Le décès n'est pas le seul résultat pertinent pour la détection précoce du cancer, d'autres résultats sont également importants. Il est concevable, par exemple, qu'une détection précoce réduise la charge symptomatique de certains patients atteints de cancer sans prolonger leur vie. Mais il est beaucoup plus probable que le dépistage entraîne un fardeau supplémentaire pour d'autres personnes. Tout d'abord, de nombreuses personnes en bonne santé doivent être persuadées qu'elles ont "besoin" de se faire dépister - trop souvent à l'aide de messages effrayants suggérant que les personnes qui meurent d'un cancer auraient pu éviter cette issue grâce à une détection plus précoce.

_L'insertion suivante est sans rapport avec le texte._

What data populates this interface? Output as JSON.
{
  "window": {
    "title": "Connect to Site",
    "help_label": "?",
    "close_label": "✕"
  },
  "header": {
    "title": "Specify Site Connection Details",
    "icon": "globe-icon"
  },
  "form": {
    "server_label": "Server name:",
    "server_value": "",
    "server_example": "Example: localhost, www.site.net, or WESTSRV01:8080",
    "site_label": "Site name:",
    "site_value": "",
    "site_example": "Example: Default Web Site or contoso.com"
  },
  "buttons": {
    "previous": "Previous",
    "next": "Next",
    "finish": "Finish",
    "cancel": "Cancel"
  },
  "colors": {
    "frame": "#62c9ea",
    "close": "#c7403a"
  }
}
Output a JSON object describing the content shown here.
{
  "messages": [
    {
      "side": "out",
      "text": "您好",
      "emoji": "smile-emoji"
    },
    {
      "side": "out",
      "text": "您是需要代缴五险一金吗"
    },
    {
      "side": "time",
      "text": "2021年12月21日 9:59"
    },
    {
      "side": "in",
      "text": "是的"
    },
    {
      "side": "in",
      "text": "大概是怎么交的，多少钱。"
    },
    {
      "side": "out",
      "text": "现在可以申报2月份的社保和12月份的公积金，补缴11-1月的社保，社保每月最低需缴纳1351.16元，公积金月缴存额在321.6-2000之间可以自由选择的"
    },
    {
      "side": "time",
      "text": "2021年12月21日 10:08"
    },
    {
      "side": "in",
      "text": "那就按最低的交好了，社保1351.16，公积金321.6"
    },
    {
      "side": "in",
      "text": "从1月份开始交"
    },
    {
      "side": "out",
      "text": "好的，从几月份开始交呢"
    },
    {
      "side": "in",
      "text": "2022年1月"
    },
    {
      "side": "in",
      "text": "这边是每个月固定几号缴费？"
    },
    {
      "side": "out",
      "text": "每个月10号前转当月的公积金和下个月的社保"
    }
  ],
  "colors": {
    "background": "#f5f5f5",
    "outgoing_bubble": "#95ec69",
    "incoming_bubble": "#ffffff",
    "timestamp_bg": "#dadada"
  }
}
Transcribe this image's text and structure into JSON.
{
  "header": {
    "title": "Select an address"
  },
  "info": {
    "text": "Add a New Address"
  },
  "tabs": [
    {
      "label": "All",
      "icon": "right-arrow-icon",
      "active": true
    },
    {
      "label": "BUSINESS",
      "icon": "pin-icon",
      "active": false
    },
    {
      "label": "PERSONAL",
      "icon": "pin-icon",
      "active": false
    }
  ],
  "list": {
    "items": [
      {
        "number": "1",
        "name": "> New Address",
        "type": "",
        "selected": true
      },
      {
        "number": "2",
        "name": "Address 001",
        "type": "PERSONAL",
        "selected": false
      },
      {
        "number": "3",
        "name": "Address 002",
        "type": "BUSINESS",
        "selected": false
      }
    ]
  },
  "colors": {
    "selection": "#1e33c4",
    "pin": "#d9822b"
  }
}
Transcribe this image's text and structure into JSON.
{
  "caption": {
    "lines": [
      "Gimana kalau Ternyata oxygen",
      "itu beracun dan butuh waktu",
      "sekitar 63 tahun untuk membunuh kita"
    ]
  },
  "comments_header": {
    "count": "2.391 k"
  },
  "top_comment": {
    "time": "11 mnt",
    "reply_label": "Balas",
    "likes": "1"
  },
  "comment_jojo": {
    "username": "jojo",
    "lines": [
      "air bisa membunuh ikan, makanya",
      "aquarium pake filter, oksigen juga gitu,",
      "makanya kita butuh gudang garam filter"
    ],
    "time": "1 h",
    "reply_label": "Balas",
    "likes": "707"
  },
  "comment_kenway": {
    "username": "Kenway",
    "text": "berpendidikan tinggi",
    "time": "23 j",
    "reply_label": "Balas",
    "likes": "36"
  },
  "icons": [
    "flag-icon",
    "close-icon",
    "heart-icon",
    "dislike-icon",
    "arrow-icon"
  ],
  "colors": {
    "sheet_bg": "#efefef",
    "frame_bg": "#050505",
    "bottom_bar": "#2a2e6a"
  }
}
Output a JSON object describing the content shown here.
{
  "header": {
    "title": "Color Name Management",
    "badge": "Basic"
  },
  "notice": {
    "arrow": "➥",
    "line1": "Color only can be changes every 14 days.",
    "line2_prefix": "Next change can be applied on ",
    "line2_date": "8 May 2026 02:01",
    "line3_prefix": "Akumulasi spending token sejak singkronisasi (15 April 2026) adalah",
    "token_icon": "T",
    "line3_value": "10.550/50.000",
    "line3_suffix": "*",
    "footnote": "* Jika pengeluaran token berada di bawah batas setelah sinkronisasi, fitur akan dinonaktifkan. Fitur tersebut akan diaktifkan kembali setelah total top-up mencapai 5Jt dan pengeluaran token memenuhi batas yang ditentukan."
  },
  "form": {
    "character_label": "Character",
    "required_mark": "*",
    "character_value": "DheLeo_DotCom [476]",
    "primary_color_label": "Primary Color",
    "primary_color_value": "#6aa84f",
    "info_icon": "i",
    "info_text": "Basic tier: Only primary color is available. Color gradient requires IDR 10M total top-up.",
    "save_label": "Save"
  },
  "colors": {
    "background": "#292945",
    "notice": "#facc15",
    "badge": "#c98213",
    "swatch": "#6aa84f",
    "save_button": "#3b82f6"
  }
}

Ensuite, il y a les problèmes causés par des résultats anormaux : le stress émotionnel et psychologique chez les personnes alarmées à tort, les tests ultérieurs de routine chez les personnes considérées comme présentant un "risque élevé" en raison d'une anomalie détectée, et la toxicité et les complications d'un traitement inutile chez les personnes surdiagnostiquées.

L'énigme du dépistage du cancer réside dans le fait que si seuls quelques participants peuvent potentiellement en bénéficier, tous peuvent potentiellement en pâtir. Les arguments en faveur d'un dépistage plus intensif exigent donc que les bénéfices soient suffisamment importants pour justifier les préjudices et les coûts d'opportunité qui y sont associés. Comme nous l'avons montré ici, les mesures indirectes des bénéfices peuvent être trompeuses - ce qu'il faut, c'est prouver que le dépistage permet en fait de sauver des vies. Cela sera difficile à réaliser car l'effet recherché est nécessairement faible. Compte tenu de l'évolution des connaissances selon lesquelles la biologie de la tumeur et la réponse de l'hôte sont plus pertinentes pour le pronostic que le moment du diagnostic, nous pensons qu'il est temps de remettre en question l'affirmation selon laquelle un dépistage plus intensif est la meilleure stratégie pour progresser dans la lutte contre le cancer.